Closed wincle closed 6 years ago
Hi, I asked the engineers from Google if they plan to release all the code to extract the video and audio features and they told me they don't have any plan yet. However they told me we should be able to compute a very similar pca matrix for the video features by ourselves as the CNN they used for the video features is the same Imagenet pre-trained Inception model from the Tensorflow website. For the Audio features, as the pre-trained CNN model is not published there is so far no hope to extract the audio features :(. In reality, as the audio features are not very important (you maybe loose 2% in GAP) you can retrain the models without the audio features and still get very good results.
Thanks! It's so kind of you! And I found this: https://github.com/tensorflow/models/tree/master/audioset , I think it may be the extractor for audio set.
Oh thank you very much ! I think they may have released it recently yes. They were not sure to do it. This is nice because they did perform any PCA for the audio so we don't need to retrieve the PCA matrix for the audio. Please tell me if you are brave enough to recompute the PCA matrix for the video features so I can release the end-to-end pre-trained pipeline for video classification. If think this is something that a lot of people might want to have !
I'm trying to recompute the PCA matrix but i'm not sure it could be done, I'm afraid the reason that google didn't release the matrix is because they don't want to totally share youtube8m but not they forget it or other excuses, If my guess is right, It's too hard for me to solve the problem.
I talked to the engineer in charge of this dataset and they assure me we should definitively be able to reproduce this PCA matrix. They just did not release it because they "do not have time for it". It is indeed hard to believe as it should not take any time to upload a matrix file but whatever, this is what I was told :).
Thans for your informations. Whatever I will try to do that.
It seems someone took the time to reconstruct this PCA matrix here: https://github.com/LittleWat/video_labelling_using_youtube8m
I am not sure if it is similar to Google's PCA matrix but you might want to take a look at it. (I found the repo by reading this thread: https://groups.google.com/forum/#!searchin/youtube8m-users/pca%7Csort:relevance/youtube8m-users/GW1HsNe4zGA/Bn2V4gHSBAAJ)
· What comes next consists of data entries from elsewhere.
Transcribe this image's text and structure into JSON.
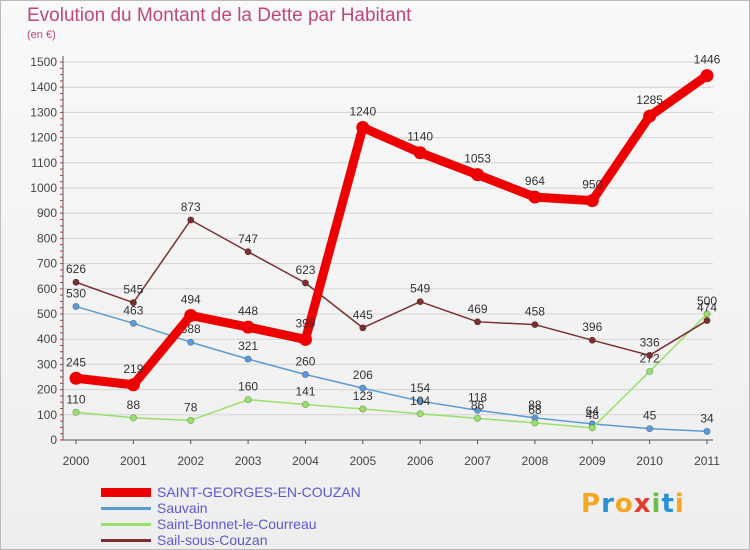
{
  "title": "Evolution du Montant de la Dette par Habitant",
  "subtitle": "(en €)",
  "logo": {
    "letters": [
      "P",
      "r",
      "o",
      "x",
      "i",
      "t",
      "i"
    ],
    "colors": [
      "#f5a623",
      "#2b8fd6",
      "#f5a623",
      "#e63b2e",
      "#6cc04a",
      "#2b8fd6",
      "#f5a623"
    ]
  },
  "chart_data": {
    "type": "line",
    "x": [
      "2000",
      "2001",
      "2002",
      "2003",
      "2004",
      "2005",
      "2006",
      "2007",
      "2008",
      "2009",
      "2010",
      "2011"
    ],
    "ylim": [
      0,
      1500
    ],
    "yticks": [
      "0",
      "100",
      "200",
      "300",
      "400",
      "500",
      "600",
      "700",
      "800",
      "900",
      "1000",
      "1100",
      "1200",
      "1300",
      "1400",
      "1500"
    ],
    "grid": true,
    "legend_position": "bottom-left",
    "series": [
      {
        "name": "SAINT-GEORGES-EN-COUZAN",
        "color": "#ee0000",
        "emphasis": true,
        "values": [
          245,
          219,
          494,
          448,
          399,
          1240,
          1140,
          1053,
          964,
          950,
          1285,
          1446
        ],
        "labels": [
          "245",
          "219",
          "494",
          "448",
          "399",
          "1240",
          "1140",
          "1053",
          "964",
          "950",
          "1285",
          "1446"
        ]
      },
      {
        "name": "Sauvain",
        "color": "#5b9bd5",
        "values": [
          530,
          463,
          388,
          321,
          260,
          206,
          154,
          118,
          88,
          64,
          45,
          34
        ],
        "labels": [
          "530",
          "463",
          "388",
          "321",
          "260",
          "206",
          "154",
          "118",
          "88",
          "64",
          "45",
          "34"
        ]
      },
      {
        "name": "Saint-Bonnet-le-Courreau",
        "color": "#99e06a",
        "values": [
          110,
          88,
          78,
          160,
          141,
          123,
          104,
          86,
          68,
          48,
          272,
          500
        ],
        "labels": [
          "110",
          "88",
          "78",
          "160",
          "141",
          "123",
          "104",
          "86",
          "68",
          "48",
          "272",
          "500"
        ]
      },
      {
        "name": "Sail-sous-Couzan",
        "color": "#7a3030",
        "values": [
          626,
          545,
          873,
          747,
          623,
          445,
          549,
          469,
          458,
          396,
          336,
          474
        ],
        "labels": [
          "626",
          "545",
          "873",
          "747",
          "623",
          "445",
          "549",
          "469",
          "458",
          "396",
          "336",
          "474"
        ]
      }
    ]
  }
}
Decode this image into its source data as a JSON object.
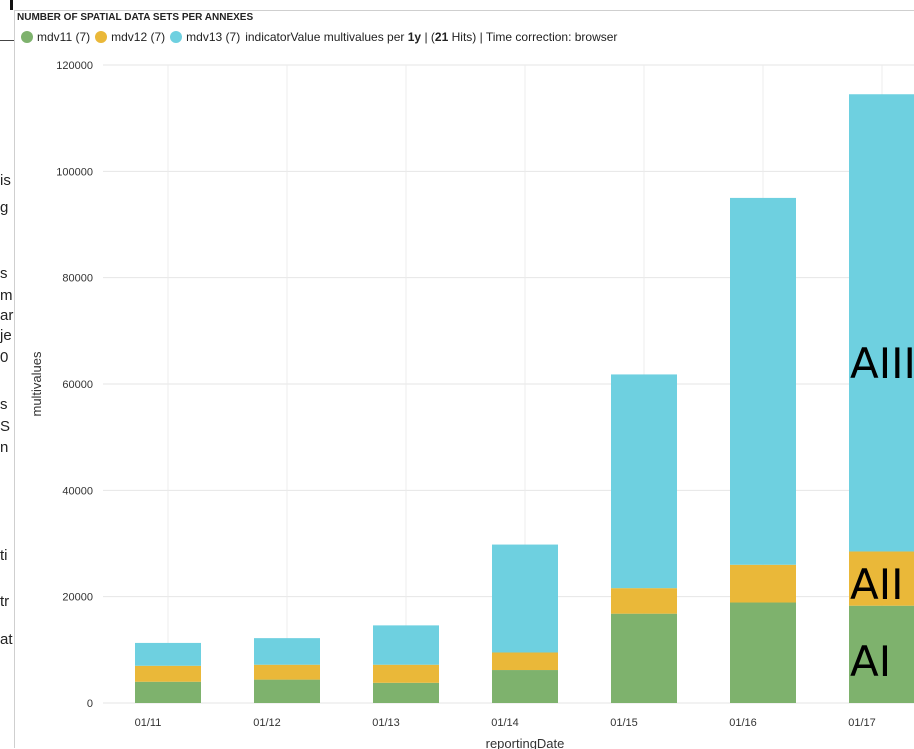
{
  "panel": {
    "title": "NUMBER OF SPATIAL DATA SETS PER ANNEXES",
    "legend_items": [
      {
        "label": "mdv11 (7)",
        "color": "#7eb26d"
      },
      {
        "label": "mdv12 (7)",
        "color": "#eab839"
      },
      {
        "label": "mdv13 (7)",
        "color": "#6ed0e0"
      }
    ],
    "legend_info": {
      "prefix": "indicatorValue multivalues per",
      "interval": "1y",
      "sep": "| (",
      "hits_count": "21",
      "hits_suffix": "Hits) | Time correction: browser"
    }
  },
  "background_fragments": [
    "is",
    "g",
    "s",
    "m",
    "ar",
    "je",
    "0",
    "s",
    "S",
    "n",
    "ti",
    "tr",
    "at"
  ],
  "chart_data": {
    "type": "bar",
    "stacked": true,
    "categories": [
      "01/11",
      "01/12",
      "01/13",
      "01/14",
      "01/15",
      "01/16",
      "01/17"
    ],
    "series": [
      {
        "name": "mdv11 (7)",
        "color": "#7eb26d",
        "values": [
          4000,
          4400,
          3800,
          6200,
          16800,
          18900,
          18300
        ]
      },
      {
        "name": "mdv12 (7)",
        "color": "#eab839",
        "values": [
          3000,
          2800,
          3400,
          3300,
          4800,
          7100,
          10200
        ]
      },
      {
        "name": "mdv13 (7)",
        "color": "#6ed0e0",
        "values": [
          4300,
          5000,
          7400,
          20300,
          40200,
          69000,
          86000
        ]
      }
    ],
    "xlabel": "reportingDate",
    "ylabel": "multivalues",
    "ylim": [
      0,
      120000
    ],
    "yticks": [
      0,
      20000,
      40000,
      60000,
      80000,
      100000,
      120000
    ],
    "grid": true,
    "annotations": [
      "AI",
      "AII",
      "AIII"
    ]
  }
}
I tried that repo and test some videos with his code, results seems to be not very good. When I want to use the PCA matrix on your repo with the model I have trained with your code which use all training data and validation data of 300,000 steps , I found the result is so strange and I think it shouldn't happened because the my model is more complex than his. I just simply concentrate the 1024 dimension visual features and 128 dimension audio features, then Dequantize them, am I right? the code is shown below, vfeature is visual feature[num_frames,1024] and afeature is audio feature[num_frames,128], the feature is extract from inception V3 and audioset , the visual feature should be right because I use same methods with that repo to extract them :
def print_predicted_label(vfeature,afeature, topn=10, id2label_csv='./videoModel/label_names.csv'): id2label_ser = pd.read_csv(id2label_csv, index_col=0) id2label = id2label_ser.to_dict()['label_name']
with tf.Session() as sess :
meta_graph_location = "./videoModel/model.ckpt-265840.meta"
latest_checkpoint = "./videoModel/model.ckpt-265840"
saver = tf.train.import_meta_graph(meta_graph_location, clear_devices=True)
saver.restore(sess, latest_checkpoint)
input_tensor = tf.get_collection("input_batch_raw")[0]
num_frames_tensor = tf.get_collection("num_frames")[0]
predictions_tensor = tf.get_collection("predictions")[0]
padded_feature = np.zeros([300, 1152])
padded_feature[:vfeature.shape[0], :1024] = Dequantize(vfeature)
padded_feature[:afeature.shape[0], 1024:1152] = Dequantize(afeature)
video_batch_val = padded_feature[np.newaxis, :, :].astype(np.float32)
num_frames_batch_val = np.array([vfeature.shape[0]], dtype=np.int32)
predictions_val, = sess.run([predictions_tensor], feed_dict={input_tensor: video_batch_val,
num_frames_tensor: num_frames_batch_val})
predictions_val = predictions_val.flatten()
top_idxes = np.argsort(predictions_val)[::-1][:topn]
pprint.pprint([(id2label[x], predictions_val[x]) for x in top_idxes])
sess.close()
Could it be possible to found the pca-matrix by ourselves? Thx!